Al igual que España, Chile fue sometido a la centrifugadora del terror, un proceso del que nunca se sale bien parado. El terror aplicado selectivamente –en Chile fue mucho más suave que en España pese a su brutalidad- crea el efecto shock que tan bien ha descrito Naomi Klein, la población no reacciona y confía en el nuevo orden implantado por los verdugos, de modo que ese orden ejerce sobre la sociedad una especie de síndrome de Estocolmo del que surge la sumisión generalizada y la eliminación de cualquier atisbo de crítica que pudiera materializarse en protesta o reivindicación. Tal como cuenta mi amigo –prefiero omitir su nombre para evitar represalias- ni quienes más ganan tienen derecho a curar sus enfermedades con dignidad, eso sólo y exclusivamente lo permite el dinero. Te endeudan los estudios, la vivienda y luego la enfermedad de forma y manera que es imposible que te permitas el lujo de ser disidente, luego, cuando viene la desgracia, entonces, se recurre a la caridad como medio de alivio social. No existe el Derecho porque existe la sumisión a que obligan las deudas obligadas por un sistema esencialmente perverso. ¿Les va sonando la música y la letra?

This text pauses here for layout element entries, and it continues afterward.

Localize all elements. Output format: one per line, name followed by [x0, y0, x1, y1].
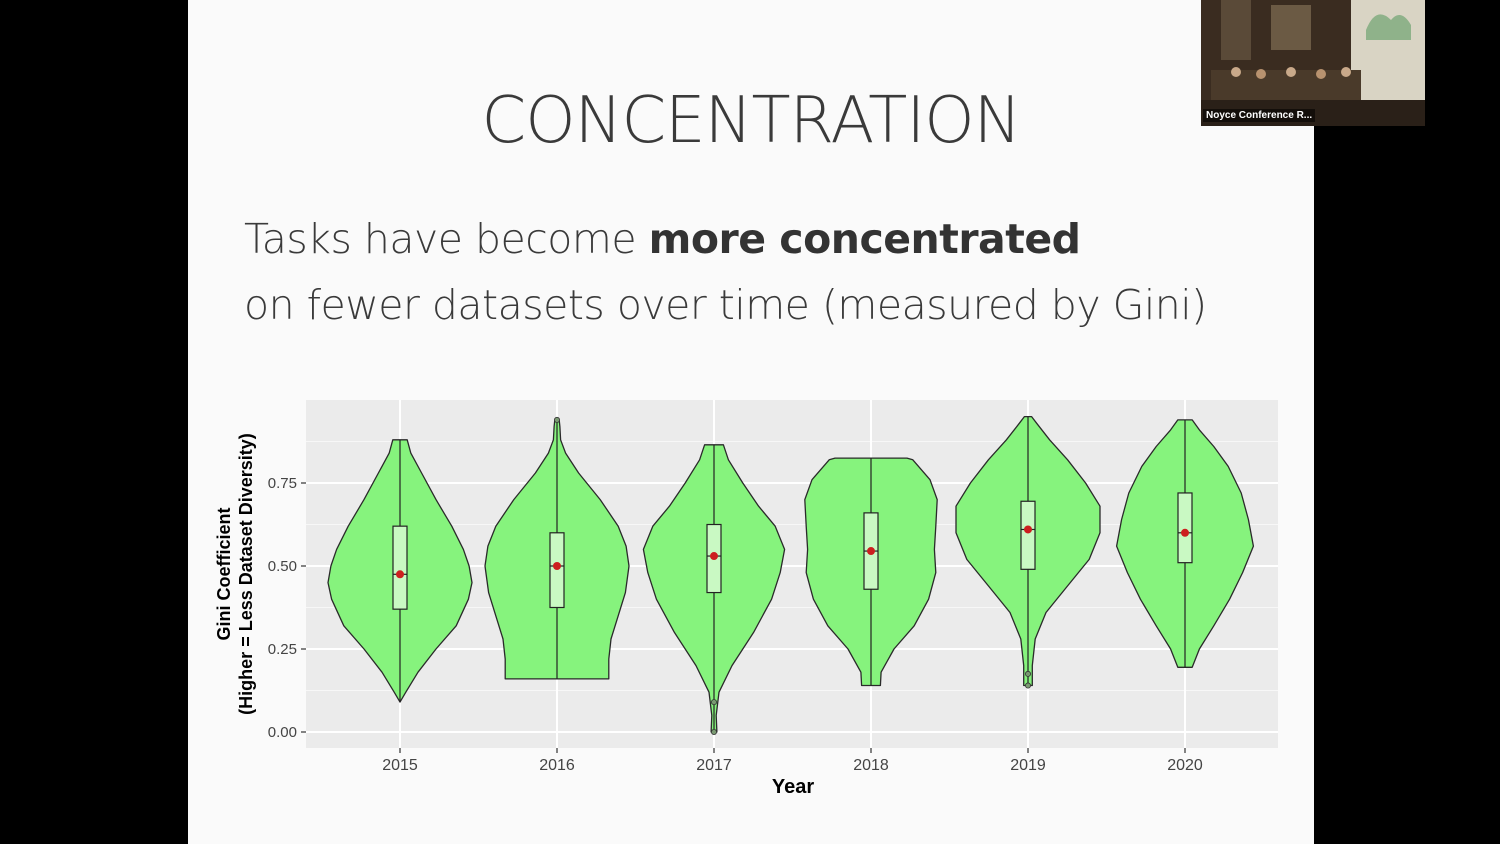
- outlier-point: [553, 416, 560, 423]
- x-tick-label: 2020: [1167, 757, 1203, 774]
- box-2020: [1177, 492, 1193, 564]
- mean-dot-2018: [867, 547, 875, 556]
- outlier-point: [711, 729, 718, 736]
- slide-title: CONCENTRATION: [481, 84, 1022, 158]
- box-2016: [549, 532, 565, 609]
- subtitle-line2: on fewer datasets over time (measured by…: [244, 281, 1207, 329]
- y-axis-label-line2: (Higher = Less Dataset Diversity): [236, 433, 256, 715]
- x-tick-label: 2016: [539, 757, 575, 774]
- x-tick-label: 2019: [1010, 757, 1046, 774]
- y-tick-label: 0.50: [268, 558, 297, 575]
- y-axis: 0.00 0.25 0.50 0.75: [268, 475, 306, 741]
- conference-room-image: [1201, 0, 1425, 126]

Franco inspiró a Pinochet en la traición y en la barbarie, luego, como también hizo el caudillo, dejó los asuntos económicos en manos de quienes más sabían de eso, que no eran otros que aquellos que más lo habían manejado desde dentro y desde fuera. Chile es hoy un país socialmente devastado, una sociedad amedrentada, acojonada, llena de chivatos en las porterías de los edificios, en las calles y en los bares. Se respira susto, sumisión, yo no me meto en jaleos, algo habrá hecho, yo voy a lo mío. Se han roto todos los lazos de solidaridad y justicia social que son consustanciales a la Democracia, pero, eso sí, el paro es menor que en otros estados de su entorno, aunque el trabajo sólo permita malvivir a la mayoría de quienes lo tienen. En España mandan –que no gobiernan- quienes lo harían si hoy Franco estuviese vivo, sus descendientes, seguidores y admiradores, pero al franquismo sociológico y visceral que ha llenado de mierda hasta el último rincón del país, han añadido su admiración por la experiencia chilena, y hacia ahí nos llevan, hacia una sociedad bipolar en la que los ricos lo sean cada vez más y los pobres también, hacia una sociedad indolente, sin pulso a la que no afecte el negro porvenir ni la hediondez del presente, al fin y al cabo, robar, robar, lo que se dice robar sólo está al alcance de unos pocos. Si hace cuarenta y dos años fue Chile quien miró hacia España para copiar el modelo implantado por Franco, hoy, sin dejar a éste –eso nunca- los ultras españoles en los gobiernos miran a Chile y es aquel modo de vida, aquel sistema perverso de valores, el que quieren implantar de nuevo en nuestro país: Como decía Narváez, tranquilidad viene de tranca y tranca de trancazo, trancazo al que proteste, trancazo al que disienta, trancazo al que no crea, trancazo al que no tenga ni para pagar el agua; premio al que roba, corrompe y se corrompe, premio al privatizador, al trapisondista, al infame, al más bestia, al sinvergüenza, al que menos escrúpulos tenga.

Observen ustedes las tremendas listas de espera en los hospitales mientras se han despedido a miles de trabajadores sanitarios, el deterioro de la enseñanza pública mientras cada año se da más dinero a la Iglesia católica para deseducar y adoctrinar; miren los beneficios de los bancos rescatados con el dinero de todos, el descomunal número de desahucios y lanzamientos que se ejecutan cada año, los miles de millones traspasados de lo público a lo privado, los miles de millones robados por quienes tenían la obligación de invertirlos en el bienestar de todos, la brutalidad de la fuerza pública con el disidente, la sinvergonzonería con la que actúan telefónicas, petroleras, eléctricas, gasistas y demás usurpadoras de servicios públicos, la pobreza extrema y creciente de los más y la riqueza insultante de quienes ni siquiera pagan un real al Erario, sólo entonces veremos que votar al Partido Popular o a quienes permitan que siga en el Gobierno, en los gobiernos, es la forma más rápida y eficaz de perpetuar un sistema clientelar esencialmente corrupto y cruel que impide el normal desenvolvimiento de nuestras vidas con el mínimo de dignidad imprescindible para la vida.